In his best selling 2014 book Capital in the 21st Century, French Economist Thomas Piketty sought to explain how economic inequality under capitalism arises and the social problems that arise because of this. Since the division of labor and the expansion of markets took hold during the industrial revolution and have continued ever since, most rich countries now have incomes that dwarf their incomes in the past. Piketty demonstrates that the average person’s quality of life has not increased at the rate that economic growth has, which he attributes to capital ownership. Because ownership of capital is so highly concentrated amoung the wealthy, most people don’t experience the benefits to economic growth because most of the money generated is funneled into a few pockets. This is the inequality to which this entire paper has been dedicated to fully explaining. The concentration of capital in a tiny portion of the population leads the wealth that we all create collectively to be unfairly and disproportionately distributed to certain participants in the wealth creation process, namely to capitalists. Piketty’s data explains why wealth inequality is getting worse, and provides evidence that it will continue to worsen as time goes on if something isn’t done. But, in order to understand how inequality can be alleviated, we must understand the nature of capital itself. British economist Josh Mason explain that by viewing capital not as merely a the quantity of stuff, but as a political claim that people make on a share of the wealth that we all collectively produce that is backed up by the government. Tenants strikes are a modern example of this. During the COVID-19 pandemic, many tenants struggled to pay rent, but if someone decides not to pay rent they will be forcibly evicted and if they and their fellow tenants organize to protest, you face off against the police. This is because ownership of your apartment is claimed by a landlord, who’s claim is recognized by the government who will violently enforce that claim if you try to claim that you or your neighbors have a right to shelter during a global pandemic. This is what capital is: the power to make a claim over resources.

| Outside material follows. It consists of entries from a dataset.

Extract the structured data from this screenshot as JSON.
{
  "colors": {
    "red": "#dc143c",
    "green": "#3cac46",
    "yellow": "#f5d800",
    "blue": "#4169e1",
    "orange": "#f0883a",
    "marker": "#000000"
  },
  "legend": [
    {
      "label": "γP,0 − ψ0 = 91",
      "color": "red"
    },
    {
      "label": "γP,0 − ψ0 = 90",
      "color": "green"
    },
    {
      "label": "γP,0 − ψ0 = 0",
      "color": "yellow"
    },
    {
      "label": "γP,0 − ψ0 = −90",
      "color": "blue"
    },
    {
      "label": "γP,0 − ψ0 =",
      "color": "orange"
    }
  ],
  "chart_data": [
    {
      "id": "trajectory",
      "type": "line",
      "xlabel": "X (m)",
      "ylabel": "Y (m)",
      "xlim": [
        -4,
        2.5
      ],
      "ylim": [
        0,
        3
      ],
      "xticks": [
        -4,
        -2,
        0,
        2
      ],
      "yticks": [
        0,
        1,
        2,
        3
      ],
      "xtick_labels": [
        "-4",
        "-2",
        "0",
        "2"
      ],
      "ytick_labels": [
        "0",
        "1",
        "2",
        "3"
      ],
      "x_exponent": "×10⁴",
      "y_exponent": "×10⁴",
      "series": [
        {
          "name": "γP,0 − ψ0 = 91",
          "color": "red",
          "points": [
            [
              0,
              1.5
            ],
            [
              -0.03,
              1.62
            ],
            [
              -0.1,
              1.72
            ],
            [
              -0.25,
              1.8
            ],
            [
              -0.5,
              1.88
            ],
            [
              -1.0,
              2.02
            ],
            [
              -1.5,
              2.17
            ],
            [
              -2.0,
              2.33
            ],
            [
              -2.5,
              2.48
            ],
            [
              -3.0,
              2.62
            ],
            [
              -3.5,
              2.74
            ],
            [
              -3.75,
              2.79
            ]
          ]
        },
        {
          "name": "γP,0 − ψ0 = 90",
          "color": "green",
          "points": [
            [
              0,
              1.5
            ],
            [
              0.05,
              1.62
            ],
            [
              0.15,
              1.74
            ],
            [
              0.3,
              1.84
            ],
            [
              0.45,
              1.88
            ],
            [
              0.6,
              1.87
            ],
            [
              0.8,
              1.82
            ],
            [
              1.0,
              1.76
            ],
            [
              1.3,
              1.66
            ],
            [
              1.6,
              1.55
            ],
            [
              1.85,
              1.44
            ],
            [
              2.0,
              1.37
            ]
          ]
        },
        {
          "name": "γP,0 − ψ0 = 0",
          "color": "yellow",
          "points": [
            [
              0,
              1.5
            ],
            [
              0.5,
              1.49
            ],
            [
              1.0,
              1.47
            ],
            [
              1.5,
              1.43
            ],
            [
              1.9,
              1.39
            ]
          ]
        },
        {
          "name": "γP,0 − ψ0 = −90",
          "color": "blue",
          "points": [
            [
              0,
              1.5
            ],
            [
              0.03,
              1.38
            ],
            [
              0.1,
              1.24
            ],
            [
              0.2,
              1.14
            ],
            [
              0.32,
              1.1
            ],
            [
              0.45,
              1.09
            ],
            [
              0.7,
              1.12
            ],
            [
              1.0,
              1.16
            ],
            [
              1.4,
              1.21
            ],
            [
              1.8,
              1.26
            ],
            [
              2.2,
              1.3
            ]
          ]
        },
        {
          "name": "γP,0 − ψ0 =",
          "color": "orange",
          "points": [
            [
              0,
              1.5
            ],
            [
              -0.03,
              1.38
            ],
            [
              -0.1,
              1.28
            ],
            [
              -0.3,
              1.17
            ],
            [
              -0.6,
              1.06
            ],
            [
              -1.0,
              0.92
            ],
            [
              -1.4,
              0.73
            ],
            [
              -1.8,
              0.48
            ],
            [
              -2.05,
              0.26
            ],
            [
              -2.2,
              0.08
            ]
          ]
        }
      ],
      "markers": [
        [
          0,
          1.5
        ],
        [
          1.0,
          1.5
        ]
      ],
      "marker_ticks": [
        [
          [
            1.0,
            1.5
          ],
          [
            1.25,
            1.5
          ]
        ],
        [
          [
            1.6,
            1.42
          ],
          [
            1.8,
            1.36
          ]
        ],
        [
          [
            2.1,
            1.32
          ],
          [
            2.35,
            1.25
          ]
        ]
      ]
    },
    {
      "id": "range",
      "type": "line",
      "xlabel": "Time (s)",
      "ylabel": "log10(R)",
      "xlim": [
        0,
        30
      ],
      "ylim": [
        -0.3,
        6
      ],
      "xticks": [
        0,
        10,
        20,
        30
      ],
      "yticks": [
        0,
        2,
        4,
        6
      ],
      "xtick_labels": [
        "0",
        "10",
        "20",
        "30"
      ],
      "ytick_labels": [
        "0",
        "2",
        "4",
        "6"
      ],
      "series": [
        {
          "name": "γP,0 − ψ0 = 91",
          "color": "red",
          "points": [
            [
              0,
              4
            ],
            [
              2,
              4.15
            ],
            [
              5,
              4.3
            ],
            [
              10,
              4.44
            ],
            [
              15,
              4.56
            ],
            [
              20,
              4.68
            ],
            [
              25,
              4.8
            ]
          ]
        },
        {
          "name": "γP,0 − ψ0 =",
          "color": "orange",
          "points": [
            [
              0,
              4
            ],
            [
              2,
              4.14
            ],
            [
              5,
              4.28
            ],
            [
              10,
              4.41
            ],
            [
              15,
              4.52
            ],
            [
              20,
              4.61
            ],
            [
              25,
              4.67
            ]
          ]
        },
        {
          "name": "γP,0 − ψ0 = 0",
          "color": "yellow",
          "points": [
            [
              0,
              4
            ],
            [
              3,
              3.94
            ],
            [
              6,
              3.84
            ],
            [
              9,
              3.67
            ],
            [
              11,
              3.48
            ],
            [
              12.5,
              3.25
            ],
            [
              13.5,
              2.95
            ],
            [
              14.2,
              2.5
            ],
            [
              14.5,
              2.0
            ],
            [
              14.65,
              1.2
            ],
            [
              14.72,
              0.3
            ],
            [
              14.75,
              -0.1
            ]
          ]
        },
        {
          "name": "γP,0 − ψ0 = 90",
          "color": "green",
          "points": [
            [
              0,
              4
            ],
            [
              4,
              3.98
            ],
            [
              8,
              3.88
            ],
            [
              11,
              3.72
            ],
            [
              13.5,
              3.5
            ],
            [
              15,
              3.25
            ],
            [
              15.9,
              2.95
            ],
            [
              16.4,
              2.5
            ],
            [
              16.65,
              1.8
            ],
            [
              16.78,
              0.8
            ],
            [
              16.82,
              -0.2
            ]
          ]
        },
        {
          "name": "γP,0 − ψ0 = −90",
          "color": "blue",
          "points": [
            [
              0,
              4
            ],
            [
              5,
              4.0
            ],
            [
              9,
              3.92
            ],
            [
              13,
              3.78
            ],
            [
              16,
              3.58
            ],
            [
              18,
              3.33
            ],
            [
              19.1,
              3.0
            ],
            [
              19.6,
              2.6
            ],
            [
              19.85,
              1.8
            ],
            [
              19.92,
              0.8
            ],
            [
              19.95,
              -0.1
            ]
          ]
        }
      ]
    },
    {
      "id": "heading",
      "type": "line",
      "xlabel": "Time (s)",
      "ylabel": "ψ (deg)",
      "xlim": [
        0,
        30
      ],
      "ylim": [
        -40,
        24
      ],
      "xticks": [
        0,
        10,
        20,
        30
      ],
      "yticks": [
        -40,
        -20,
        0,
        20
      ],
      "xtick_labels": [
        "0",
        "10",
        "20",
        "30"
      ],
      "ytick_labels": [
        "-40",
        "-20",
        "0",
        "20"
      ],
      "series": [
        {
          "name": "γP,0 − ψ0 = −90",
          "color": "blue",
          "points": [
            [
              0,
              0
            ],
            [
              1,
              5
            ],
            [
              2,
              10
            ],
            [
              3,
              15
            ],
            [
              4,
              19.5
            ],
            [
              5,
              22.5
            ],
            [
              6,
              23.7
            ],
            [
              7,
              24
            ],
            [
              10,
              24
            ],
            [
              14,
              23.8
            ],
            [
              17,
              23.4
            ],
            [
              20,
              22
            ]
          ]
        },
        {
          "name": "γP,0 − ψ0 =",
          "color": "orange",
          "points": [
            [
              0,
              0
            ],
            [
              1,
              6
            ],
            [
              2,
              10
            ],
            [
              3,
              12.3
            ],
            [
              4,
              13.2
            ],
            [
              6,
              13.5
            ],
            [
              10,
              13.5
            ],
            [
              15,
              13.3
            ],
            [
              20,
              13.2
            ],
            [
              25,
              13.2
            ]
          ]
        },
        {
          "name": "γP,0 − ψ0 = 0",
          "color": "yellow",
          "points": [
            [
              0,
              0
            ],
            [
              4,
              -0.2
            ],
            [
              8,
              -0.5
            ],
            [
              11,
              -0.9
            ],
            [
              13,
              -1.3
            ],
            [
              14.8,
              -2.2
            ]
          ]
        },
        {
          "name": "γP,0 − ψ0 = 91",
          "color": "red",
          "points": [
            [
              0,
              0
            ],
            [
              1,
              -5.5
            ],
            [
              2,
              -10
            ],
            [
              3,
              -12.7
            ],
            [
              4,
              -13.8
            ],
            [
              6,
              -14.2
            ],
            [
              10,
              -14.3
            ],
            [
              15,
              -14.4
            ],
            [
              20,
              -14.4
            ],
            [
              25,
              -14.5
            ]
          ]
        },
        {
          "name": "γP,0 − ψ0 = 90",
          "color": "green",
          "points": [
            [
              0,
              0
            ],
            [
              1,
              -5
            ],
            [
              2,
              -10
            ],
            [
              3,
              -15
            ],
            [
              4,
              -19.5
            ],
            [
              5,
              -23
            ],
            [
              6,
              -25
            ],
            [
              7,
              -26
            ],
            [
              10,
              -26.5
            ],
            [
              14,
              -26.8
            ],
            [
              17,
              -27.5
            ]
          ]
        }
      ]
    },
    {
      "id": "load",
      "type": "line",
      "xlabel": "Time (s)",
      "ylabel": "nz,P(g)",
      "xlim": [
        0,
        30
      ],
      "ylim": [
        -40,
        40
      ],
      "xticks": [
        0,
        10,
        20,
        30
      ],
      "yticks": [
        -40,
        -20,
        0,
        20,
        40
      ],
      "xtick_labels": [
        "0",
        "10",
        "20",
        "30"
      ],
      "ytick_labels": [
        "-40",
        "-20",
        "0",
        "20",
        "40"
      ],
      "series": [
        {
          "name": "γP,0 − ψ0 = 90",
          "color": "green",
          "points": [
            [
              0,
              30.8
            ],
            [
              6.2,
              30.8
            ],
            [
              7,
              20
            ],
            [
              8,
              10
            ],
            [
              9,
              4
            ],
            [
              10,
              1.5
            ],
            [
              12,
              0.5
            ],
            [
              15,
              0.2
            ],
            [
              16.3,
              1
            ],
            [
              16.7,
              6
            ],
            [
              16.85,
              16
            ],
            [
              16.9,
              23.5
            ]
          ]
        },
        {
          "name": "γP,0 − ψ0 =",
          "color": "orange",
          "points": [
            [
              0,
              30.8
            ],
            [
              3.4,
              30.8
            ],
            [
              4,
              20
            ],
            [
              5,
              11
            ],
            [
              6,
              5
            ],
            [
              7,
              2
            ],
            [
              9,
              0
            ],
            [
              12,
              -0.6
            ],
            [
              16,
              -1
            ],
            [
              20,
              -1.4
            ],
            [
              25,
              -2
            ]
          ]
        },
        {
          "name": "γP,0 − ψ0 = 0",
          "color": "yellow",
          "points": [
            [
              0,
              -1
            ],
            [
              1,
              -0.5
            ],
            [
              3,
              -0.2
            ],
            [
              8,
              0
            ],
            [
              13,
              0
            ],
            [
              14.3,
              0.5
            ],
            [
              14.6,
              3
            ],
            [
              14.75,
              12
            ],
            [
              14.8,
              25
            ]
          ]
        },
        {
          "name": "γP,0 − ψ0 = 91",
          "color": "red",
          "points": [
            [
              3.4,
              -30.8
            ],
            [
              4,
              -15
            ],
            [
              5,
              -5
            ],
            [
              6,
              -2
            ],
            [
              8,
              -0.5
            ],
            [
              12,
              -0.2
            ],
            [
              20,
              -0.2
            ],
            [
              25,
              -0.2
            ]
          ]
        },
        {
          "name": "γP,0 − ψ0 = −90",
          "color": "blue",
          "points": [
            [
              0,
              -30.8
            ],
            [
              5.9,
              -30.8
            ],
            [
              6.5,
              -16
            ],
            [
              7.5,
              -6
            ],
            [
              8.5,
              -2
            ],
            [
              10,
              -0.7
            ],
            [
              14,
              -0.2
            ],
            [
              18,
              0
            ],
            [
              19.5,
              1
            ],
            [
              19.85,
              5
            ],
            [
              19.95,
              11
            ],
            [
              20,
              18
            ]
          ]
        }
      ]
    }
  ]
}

This perspective on capital allows us to formulate policies that would be more effective at curtailing economic inequality and its pernicious effects on society as a whole. If inequality is the result of a the power of capital to lay claim to a share of collectively produced wealth, then the solution is to legislate policy that reduces the claims of capital and instead recognizes the claims of labor. Mandating corporations to make their employees stakeholders in the company itself could similarly reduce inequality by giving workers a voice in the operations of the companies in which they work. Abolishing existing property rights such as patent, intellectual property, and financial asset laws would also make the general public more able reap the rewards of economic growth. A wide array of other egalitarian policies such as amending labor laws that strengthen existing unions and encourage the development of unions, higher taxes, increased welfare and social provisions, and wealth taxes would be beneficial as well. As economic inequality under capitalism is the result of capital owners absorbing the gains of economic growth, where capital can be understood as political power to claim resources, the antidote to this system of self-generating injustice is the formulation of policies that reconfigure rights of ownership to favor other groups.